Coinbase Global Inc. made a major change to U.S federal regulation of digital assets and calls on Congress to create a new agency to regulate the industry under a different framework than that used to oversee the old financial services industry.
“There should be a government regulator for the digital asset markets,” Faryar Shirzad, Coinbase’s chief policy officer, told reporters on Thursday.
Crypto companies, funds
Michael Saylor’s MicroStrategy Inc. rose 3.6% to $ 749.85, adding to a weekly advance of 5.8%. and the shares of Marathon Digital Holdings Inc. rose 12.2% to $ 48.89, a weekly gain of 23.8%. Shares in another mining company, Ebang International Holdings Inc. Cl A, rose 7.7% to $ 1.97 and rose 9.4% over the course of the week.
Overstock.com Inc. was up 1.6% to $ 77.67 but fell 0.8% for the week while Square Inc. rose 0.6% to $ 249, with a weekly gain of 4 , 4% and the shares of Tesla Inc. by 3. rose% to $ 843.03 on Friday which helped Elon Muskrun gain 7.3% weekly.
PayPal Holdings Inc. was up 0.7% to $ 268.35 for a weekly gain of 3.2%, and NVIDIA Corp. rose 0.5% to $ 218.62, adding 5% weekly gain. Advanced Micro Devices Inc. rose 0.1% to $ 112.12 for a weekly return of 6.7%.

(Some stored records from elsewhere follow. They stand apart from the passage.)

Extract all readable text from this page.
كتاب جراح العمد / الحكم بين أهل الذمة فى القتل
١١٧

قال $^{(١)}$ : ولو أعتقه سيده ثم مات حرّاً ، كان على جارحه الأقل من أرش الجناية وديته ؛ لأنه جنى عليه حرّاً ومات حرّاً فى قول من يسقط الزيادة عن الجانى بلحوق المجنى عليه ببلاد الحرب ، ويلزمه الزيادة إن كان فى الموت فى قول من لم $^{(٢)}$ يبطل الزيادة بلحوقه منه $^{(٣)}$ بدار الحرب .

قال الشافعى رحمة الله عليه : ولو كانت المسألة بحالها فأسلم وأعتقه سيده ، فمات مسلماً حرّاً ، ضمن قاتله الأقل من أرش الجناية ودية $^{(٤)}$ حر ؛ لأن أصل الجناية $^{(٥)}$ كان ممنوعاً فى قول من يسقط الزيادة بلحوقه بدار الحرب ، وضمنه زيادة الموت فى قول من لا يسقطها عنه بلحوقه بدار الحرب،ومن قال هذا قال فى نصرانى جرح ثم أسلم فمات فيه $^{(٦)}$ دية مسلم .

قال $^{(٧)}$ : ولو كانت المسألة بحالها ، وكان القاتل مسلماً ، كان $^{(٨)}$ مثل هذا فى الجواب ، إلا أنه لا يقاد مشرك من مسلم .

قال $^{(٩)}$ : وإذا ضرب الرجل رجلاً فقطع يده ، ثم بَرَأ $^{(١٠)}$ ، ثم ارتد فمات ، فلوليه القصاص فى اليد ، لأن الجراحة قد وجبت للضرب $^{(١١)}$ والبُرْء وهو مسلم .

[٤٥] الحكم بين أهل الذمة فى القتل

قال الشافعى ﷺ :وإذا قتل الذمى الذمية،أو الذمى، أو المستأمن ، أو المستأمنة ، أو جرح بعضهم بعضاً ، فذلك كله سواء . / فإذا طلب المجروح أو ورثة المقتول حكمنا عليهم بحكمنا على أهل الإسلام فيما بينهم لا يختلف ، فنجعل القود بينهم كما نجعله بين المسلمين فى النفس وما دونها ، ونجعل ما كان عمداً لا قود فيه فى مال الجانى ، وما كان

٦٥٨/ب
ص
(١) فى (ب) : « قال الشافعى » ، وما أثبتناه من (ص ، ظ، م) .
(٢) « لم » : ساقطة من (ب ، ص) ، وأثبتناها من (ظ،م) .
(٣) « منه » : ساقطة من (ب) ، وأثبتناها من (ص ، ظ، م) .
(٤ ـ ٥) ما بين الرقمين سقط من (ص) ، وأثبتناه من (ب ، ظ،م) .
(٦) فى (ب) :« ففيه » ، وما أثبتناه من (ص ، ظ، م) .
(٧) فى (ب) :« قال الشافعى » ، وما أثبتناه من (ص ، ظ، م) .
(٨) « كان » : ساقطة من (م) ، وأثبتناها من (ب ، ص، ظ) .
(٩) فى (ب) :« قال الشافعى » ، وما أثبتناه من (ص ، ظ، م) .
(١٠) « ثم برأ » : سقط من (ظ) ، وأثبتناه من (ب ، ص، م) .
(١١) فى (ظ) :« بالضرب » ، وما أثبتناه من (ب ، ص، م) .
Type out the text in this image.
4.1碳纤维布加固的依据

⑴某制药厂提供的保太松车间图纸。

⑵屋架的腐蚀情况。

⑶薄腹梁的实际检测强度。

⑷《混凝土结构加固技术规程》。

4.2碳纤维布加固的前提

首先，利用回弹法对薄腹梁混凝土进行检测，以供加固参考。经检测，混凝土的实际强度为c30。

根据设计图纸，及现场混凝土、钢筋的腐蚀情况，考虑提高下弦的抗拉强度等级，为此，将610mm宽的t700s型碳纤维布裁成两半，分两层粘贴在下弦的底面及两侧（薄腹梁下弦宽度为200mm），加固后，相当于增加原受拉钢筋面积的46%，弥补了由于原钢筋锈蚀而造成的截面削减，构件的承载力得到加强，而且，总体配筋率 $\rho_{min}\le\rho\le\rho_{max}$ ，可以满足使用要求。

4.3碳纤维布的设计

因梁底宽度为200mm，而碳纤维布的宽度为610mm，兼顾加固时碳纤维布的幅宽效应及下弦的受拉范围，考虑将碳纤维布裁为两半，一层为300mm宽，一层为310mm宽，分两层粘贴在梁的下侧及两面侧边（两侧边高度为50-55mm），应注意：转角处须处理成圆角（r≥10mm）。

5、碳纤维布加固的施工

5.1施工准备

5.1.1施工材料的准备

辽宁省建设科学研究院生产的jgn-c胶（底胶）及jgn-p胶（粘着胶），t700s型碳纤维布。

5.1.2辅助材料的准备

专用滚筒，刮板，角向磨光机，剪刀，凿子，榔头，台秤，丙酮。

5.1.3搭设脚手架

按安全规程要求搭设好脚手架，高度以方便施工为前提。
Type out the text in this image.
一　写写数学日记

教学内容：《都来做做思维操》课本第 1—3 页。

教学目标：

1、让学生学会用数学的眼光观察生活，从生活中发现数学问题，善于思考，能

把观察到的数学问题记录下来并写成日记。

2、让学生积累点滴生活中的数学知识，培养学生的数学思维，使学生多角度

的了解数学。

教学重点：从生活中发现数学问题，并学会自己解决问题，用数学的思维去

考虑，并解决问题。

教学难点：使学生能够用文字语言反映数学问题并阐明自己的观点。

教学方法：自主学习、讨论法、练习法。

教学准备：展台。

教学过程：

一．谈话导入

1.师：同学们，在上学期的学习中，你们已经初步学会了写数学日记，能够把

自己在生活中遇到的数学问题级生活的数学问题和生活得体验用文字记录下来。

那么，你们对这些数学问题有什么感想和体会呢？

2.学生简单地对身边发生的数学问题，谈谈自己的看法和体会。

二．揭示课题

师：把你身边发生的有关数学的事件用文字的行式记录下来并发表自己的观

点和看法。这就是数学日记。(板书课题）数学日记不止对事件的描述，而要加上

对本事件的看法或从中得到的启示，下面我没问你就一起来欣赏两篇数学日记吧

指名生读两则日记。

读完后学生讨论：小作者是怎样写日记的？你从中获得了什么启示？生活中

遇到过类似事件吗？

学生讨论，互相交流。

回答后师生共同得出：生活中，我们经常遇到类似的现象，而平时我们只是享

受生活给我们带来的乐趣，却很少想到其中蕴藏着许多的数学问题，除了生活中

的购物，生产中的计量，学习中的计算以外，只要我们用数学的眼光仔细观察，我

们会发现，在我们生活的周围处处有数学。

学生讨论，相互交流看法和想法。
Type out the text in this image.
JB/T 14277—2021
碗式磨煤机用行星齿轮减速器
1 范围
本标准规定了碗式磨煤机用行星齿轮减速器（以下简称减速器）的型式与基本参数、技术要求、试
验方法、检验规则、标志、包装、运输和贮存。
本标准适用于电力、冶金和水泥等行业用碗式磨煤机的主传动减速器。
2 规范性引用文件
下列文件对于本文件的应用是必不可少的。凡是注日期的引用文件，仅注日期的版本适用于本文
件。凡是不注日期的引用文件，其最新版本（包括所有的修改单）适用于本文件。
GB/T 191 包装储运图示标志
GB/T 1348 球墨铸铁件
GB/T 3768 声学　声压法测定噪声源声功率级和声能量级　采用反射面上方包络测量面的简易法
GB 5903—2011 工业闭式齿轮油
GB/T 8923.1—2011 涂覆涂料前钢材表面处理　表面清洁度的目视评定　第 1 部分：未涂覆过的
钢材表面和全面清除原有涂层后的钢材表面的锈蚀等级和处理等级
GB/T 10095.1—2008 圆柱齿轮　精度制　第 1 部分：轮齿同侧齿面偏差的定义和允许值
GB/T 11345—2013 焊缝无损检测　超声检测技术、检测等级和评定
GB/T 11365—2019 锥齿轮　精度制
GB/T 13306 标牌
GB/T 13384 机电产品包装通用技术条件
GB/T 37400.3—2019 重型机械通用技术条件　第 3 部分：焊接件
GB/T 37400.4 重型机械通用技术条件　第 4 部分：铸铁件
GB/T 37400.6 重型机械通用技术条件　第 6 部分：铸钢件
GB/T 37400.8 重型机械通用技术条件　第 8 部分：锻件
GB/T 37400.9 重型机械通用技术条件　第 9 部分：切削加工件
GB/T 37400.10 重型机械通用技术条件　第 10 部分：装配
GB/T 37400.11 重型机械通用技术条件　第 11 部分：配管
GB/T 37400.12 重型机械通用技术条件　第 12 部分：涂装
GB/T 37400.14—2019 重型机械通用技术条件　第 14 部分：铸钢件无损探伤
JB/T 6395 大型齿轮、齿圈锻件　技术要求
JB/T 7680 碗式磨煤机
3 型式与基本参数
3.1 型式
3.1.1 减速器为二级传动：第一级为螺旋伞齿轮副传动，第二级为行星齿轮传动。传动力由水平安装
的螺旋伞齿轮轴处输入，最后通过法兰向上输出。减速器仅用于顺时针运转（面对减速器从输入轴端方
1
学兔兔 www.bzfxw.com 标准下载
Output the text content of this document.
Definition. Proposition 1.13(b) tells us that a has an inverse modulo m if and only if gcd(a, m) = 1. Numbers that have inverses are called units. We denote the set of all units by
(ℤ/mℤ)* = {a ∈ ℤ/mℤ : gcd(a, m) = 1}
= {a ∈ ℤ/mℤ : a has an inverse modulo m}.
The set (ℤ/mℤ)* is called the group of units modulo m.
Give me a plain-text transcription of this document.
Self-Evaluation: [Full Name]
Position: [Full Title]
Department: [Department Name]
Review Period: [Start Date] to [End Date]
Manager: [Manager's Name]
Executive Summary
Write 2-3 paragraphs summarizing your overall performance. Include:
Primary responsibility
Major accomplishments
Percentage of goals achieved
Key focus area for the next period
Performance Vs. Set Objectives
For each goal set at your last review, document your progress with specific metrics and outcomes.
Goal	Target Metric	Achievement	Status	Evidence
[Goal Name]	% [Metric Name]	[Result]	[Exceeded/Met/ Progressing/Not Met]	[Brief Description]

In the fund space, Bitwise Crypto Industry Innovators ETF, which focuses on pure crypto companies, rose 4.2% to $ 25.10 and rose 4.6% over the week. Grayscale Bitcoin Trust, which tracks the market price of bitcoin, rose 5.6% to $ 47.41 and achieved a weekly return of 12%.
New Funds, the Invesco Alerian Galaxy Crypto Economy ETF rose 5.3% for the week and 4.3% on Friday, and the Invesco Alerian Galaxy Blockchain Users and Decentralized Commerce ETF posted a weekly return of 4.4% with an increase of 3.3% at the end of the year week.